A bad bet

November 12, 2006

As he assembles his transition team, Martin O'Malley has just two months to plan his agenda for the coming General Assembly session. Here's something that shouldn't be included: Slot machines. If the past four years have demonstrated anything, it's the problematic nature of forcing slots on a legislature with, at best, ambivalent feelings on the topic. Looking for support in the House of Delegates is tantamount to getting involved in a land war in Asia - messy and unwinnable.

Mr. O'Malley has said he could support a limited number of slot machines at Maryland racetracks, but the issue was hardly a centerpiece of his campaign. Senate President Thomas V. Mike Miller is certain to push for them, but there's no groundswell of public support for slots to back him up.

Proponents will argue that slots could enrich Maryland's struggling racing industry. This is probably true (at least for track owners), but the bigger question is, at what cost? They breed crime, political corruption, gambling addictions and other social ills, cause harm to competing restaurants and retailers, and represent a kind of regressive tax on the poor and middle class.

The other rationale is that slots would reap a bonanza for the state treasury. But such an argument requires a serious uptick in gambling - thousands, if not tens of thousands, of machines. And with slots-happy West Virginia and Delaware vying to put each other out of business (and looking toward table games in the future), how far would Maryland have to go to compete? Pennsylvania is planning 14 casinos. Do we hear 15? Twenty? Fifty?

House Speaker Michael E. Busch doesn't like slots, and his principled stand these last four years has only raised his stature in the Democratic caucus. Mr. Miller can stomp and shout all he wants, but the repeated failure of slots legislation didn't hurt his party one bit in the last election. Why would Mr. Busch's position change now?

But this impasse doesn't mean racing should be abandoned.
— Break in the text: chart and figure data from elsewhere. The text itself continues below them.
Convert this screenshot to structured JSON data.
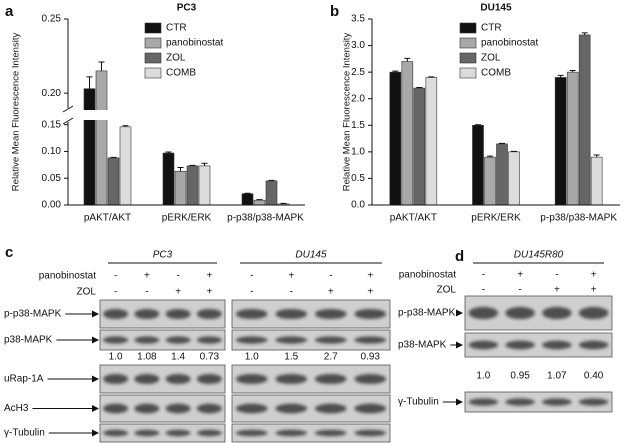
{
  "panel_labels": [
    "a",
    "b",
    "c",
    "d"
  ],
  "chart_data": [
    {
      "type": "bar",
      "title": "PC3",
      "y_label": "Relative Mean Fluorescence Intensity",
      "categories": [
        "pAKT/AKT",
        "pERK/ERK",
        "p-p38/p38-MAPK"
      ],
      "series": [
        {
          "name": "CTR",
          "color": "#111111",
          "values": [
            0.203,
            0.097,
            0.021
          ],
          "errors": [
            0.008,
            0.002,
            0.001
          ]
        },
        {
          "name": "panobinostat",
          "color": "#a8a8a8",
          "values": [
            0.215,
            0.063,
            0.009
          ],
          "errors": [
            0.006,
            0.007,
            0.001
          ]
        },
        {
          "name": "ZOL",
          "color": "#666666",
          "values": [
            0.088,
            0.073,
            0.045
          ],
          "errors": [
            0.001,
            0.001,
            0.001
          ]
        },
        {
          "name": "COMB",
          "color": "#dcdcdc",
          "values": [
            0.146,
            0.073,
            0.002
          ],
          "errors": [
            0.002,
            0.005,
            0.001
          ]
        }
      ],
      "ylim": [
        0,
        0.25
      ],
      "y_break": [
        0.155,
        0.19
      ],
      "yticks": [
        {
          "value": 0,
          "label": "0.00"
        },
        0.05,
        {
          "value": 0.1,
          "label": "0.10"
        },
        0.15,
        {
          "value": 0.2,
          "label": "0.20"
        },
        0.25
      ],
      "legend": "top-right"
    },
    {
      "type": "bar",
      "title": "DU145",
      "y_label": "Relative Mean Fluorescence Intensity",
      "categories": [
        "pAKT/AKT",
        "pERK/ERK",
        "p-p38/p38-MAPK"
      ],
      "series": [
        {
          "name": "CTR",
          "color": "#111111",
          "values": [
            2.5,
            1.5,
            2.4
          ],
          "errors": [
            0.02,
            0.01,
            0.04
          ]
        },
        {
          "name": "panobinostat",
          "color": "#a8a8a8",
          "values": [
            2.7,
            0.9,
            2.5
          ],
          "errors": [
            0.06,
            0.02,
            0.03
          ]
        },
        {
          "name": "ZOL",
          "color": "#666666",
          "values": [
            2.2,
            1.15,
            3.2
          ],
          "errors": [
            0.01,
            0.01,
            0.04
          ]
        },
        {
          "name": "COMB",
          "color": "#dcdcdc",
          "values": [
            2.4,
            1.0,
            0.9
          ],
          "errors": [
            0.01,
            0.01,
            0.04
          ]
        }
      ],
      "ylim": [
        0,
        3.5
      ],
      "yticks": [
        {
          "value": 0,
          "label": "0.0"
        },
        0.5,
        {
          "value": 1,
          "label": "1.0"
        },
        1.5,
        {
          "value": 2,
          "label": "2.0"
        },
        2.5,
        {
          "value": 3,
          "label": "3.0"
        },
        3.5
      ],
      "legend": "top-right"
    }
  ],
  "blots": {
    "c": {
      "groups": [
        {
          "name": "PC3",
          "values": [
            "1.0",
            "1.08",
            "1.4",
            "0.73"
          ]
        },
        {
          "name": "DU145",
          "values": [
            "1.0",
            "1.5",
            "2.7",
            "0.93"
          ]
        }
      ],
      "treatments": [
        {
          "name": "panobinostat",
          "signs": [
            "-",
            "+",
            "-",
            "+"
          ]
        },
        {
          "name": "ZOL",
          "signs": [
            "-",
            "-",
            "+",
            "+"
          ]
        }
      ],
      "bands": [
        "p-p38-MAPK",
        "p38-MAPK",
        "uRap-1A",
        "AcH3",
        "γ-Tubulin"
      ]
    },
    "d": {
      "groups": [
        {
          "name": "DU145R80",
          "values": [
            "1.0",
            "0.95",
            "1.07",
            "0.40"
          ]
        }
      ],
      "treatments": [
        {
          "name": "panobinostat",
          "signs": [
            "-",
            "+",
            "-",
            "+"
          ]
        },
        {
          "name": "ZOL",
          "signs": [
            "-",
            "-",
            "+",
            "+"
          ]
        }
      ],
      "bands": [
        "p-p38-MAPK",
        "p38-MAPK",
        "γ-Tubulin"
      ]
    }
  }
}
The sport's historic contributions, its jobs and its significance to the horse industry are too important to be ignored. What's needed is a plan to revive racing that would feature both private investment and public benefit. It will likely require subsidizing track purses, but in return should also ensure the Preakness - and its many benefits - stays in Maryland.

That may be a tall order for any governor, but the political rewards are obvious. After four years of slots gridlock in Annapolis, coming up with a viable plan to help racing - and getting legislative approval for it - would demonstrate that a new era of progress and compromise has truly arrived.